The following operators +, -, *, /, >, < also conform to their standard meanings, ==: equality check, ||: logical OR, x ? y : z: ternary conditional operator.

  • rank(x) : Cross-sectional ranking, returns percentile position. Requires specifying candidate universe pool, cannot be calculated for single ticker and will return raw result directly.
  • delay(x, d) : Returns the value of series x from d periods ago.
  • sma(x, d) : Calculates the simple moving average of series x over d periods.
  • correlation(x, y, d): Calculates the correlation coefficient between time series x and y over the past d periods.
  • covariance(x, y, d) : Calculates the covariance between time series x and y over the past d periods.
  • scale(x, a) : Normalizes data such that sum(abs(x))=a (a defaults to 1).
  • delta(x, d) : Calculates the current value of time series x minus the value from d periods ago.
  • signedpower(x, a) : x^a.
  • decay_linear(x, d) : Calculates the d-period weighted moving average of time series x, with weights d,d-1,d-2....1 (normalized).
  • indneutralize(x, g) : Industry neutralization based on industry classification g, currently not supported.
  • ts_{O}(x, d) : Performs operation O on the past d periods of time series x (O can specifically represent min, max, etc., see below), d will be converted to integer.
  • ts_min(x, d) : Minimum value over the past d periods.
  • ts_max(x, d) : Maximum value over the past d periods.
  • ts_argmax(x, d) : Position of ts_max(x, d).
  • ts_argmin(x, d) : Position of ts_min(x, d).
  • ts_rank(x, d) : Ranking of time series x over the past d periods (percentile ranking).
  • min(x, d) : ts_min(x, d).
  • max(x, d): ts_max(x, d).
  • sum(x, d) : Cumulative sum over the past d periods.
  • product(x, d) : Cumulative product over the past d periods.
  • stddev(x, d) : Standard deviation over the past d periods.

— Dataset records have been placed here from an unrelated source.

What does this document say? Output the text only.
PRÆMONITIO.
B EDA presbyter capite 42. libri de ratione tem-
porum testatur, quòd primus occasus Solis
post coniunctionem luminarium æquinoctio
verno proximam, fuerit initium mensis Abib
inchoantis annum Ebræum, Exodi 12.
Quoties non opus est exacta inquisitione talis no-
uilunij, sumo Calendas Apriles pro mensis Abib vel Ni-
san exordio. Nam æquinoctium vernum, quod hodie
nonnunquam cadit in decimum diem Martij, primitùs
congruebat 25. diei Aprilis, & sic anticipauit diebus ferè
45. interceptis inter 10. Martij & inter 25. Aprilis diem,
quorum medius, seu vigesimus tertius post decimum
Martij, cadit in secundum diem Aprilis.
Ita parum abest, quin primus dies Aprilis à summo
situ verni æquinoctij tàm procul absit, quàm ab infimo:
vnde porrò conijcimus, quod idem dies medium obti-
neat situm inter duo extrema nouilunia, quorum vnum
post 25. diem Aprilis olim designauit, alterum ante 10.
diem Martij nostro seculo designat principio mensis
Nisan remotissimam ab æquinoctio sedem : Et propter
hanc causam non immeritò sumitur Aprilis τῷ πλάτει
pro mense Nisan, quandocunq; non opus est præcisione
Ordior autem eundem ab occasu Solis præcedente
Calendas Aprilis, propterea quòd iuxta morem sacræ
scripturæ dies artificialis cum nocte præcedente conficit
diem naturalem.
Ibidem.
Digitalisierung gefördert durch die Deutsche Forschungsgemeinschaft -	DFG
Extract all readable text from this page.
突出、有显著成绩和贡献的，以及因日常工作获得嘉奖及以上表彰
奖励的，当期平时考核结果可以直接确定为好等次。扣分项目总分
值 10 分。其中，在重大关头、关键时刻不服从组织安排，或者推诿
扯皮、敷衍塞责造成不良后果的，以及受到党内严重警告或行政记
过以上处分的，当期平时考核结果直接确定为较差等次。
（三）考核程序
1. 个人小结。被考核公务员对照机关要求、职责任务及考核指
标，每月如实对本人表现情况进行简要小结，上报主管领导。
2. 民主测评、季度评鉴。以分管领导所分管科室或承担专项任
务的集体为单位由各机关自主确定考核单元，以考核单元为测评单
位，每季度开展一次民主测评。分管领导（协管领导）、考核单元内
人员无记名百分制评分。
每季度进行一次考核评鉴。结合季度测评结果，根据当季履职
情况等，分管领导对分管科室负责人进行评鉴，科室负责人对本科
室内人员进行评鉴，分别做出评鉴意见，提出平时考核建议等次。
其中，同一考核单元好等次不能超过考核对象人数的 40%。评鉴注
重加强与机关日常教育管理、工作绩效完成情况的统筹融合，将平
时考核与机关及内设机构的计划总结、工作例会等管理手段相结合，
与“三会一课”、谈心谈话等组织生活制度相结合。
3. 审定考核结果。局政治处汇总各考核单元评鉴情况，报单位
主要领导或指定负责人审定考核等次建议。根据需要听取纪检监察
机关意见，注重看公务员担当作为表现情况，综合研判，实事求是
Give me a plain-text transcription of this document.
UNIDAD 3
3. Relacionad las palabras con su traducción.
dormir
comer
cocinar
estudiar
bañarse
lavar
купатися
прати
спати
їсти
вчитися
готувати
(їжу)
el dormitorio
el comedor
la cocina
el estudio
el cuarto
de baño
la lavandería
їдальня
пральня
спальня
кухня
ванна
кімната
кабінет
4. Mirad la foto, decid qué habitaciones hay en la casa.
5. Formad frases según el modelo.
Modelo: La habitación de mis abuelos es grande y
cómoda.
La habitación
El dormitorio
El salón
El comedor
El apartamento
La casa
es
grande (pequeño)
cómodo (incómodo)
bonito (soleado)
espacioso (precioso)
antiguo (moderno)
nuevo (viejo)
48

Input data is case-insensitive. Default data is the instrument selected on the webpage, but can also be specified directly, for example: binance.ada_bnb

  • returns: Close price returns.
  • open, close, high, low, volume: Open price, close price, high price, low price and volume within the period.
  • vwap: Volume-weighted average price (not yet implemented, currently using close price).
  • cap: Total market capitalization (not yet implemented).
  • IndClass: Industry classification (not yet implemented).

Supports outputting multiple results at once, represented as a list. For example, [sma(close, 10), sma(high, 30)] will plot two lines on the chart. Besides inputting time series data, it can also be used as a simple calculator.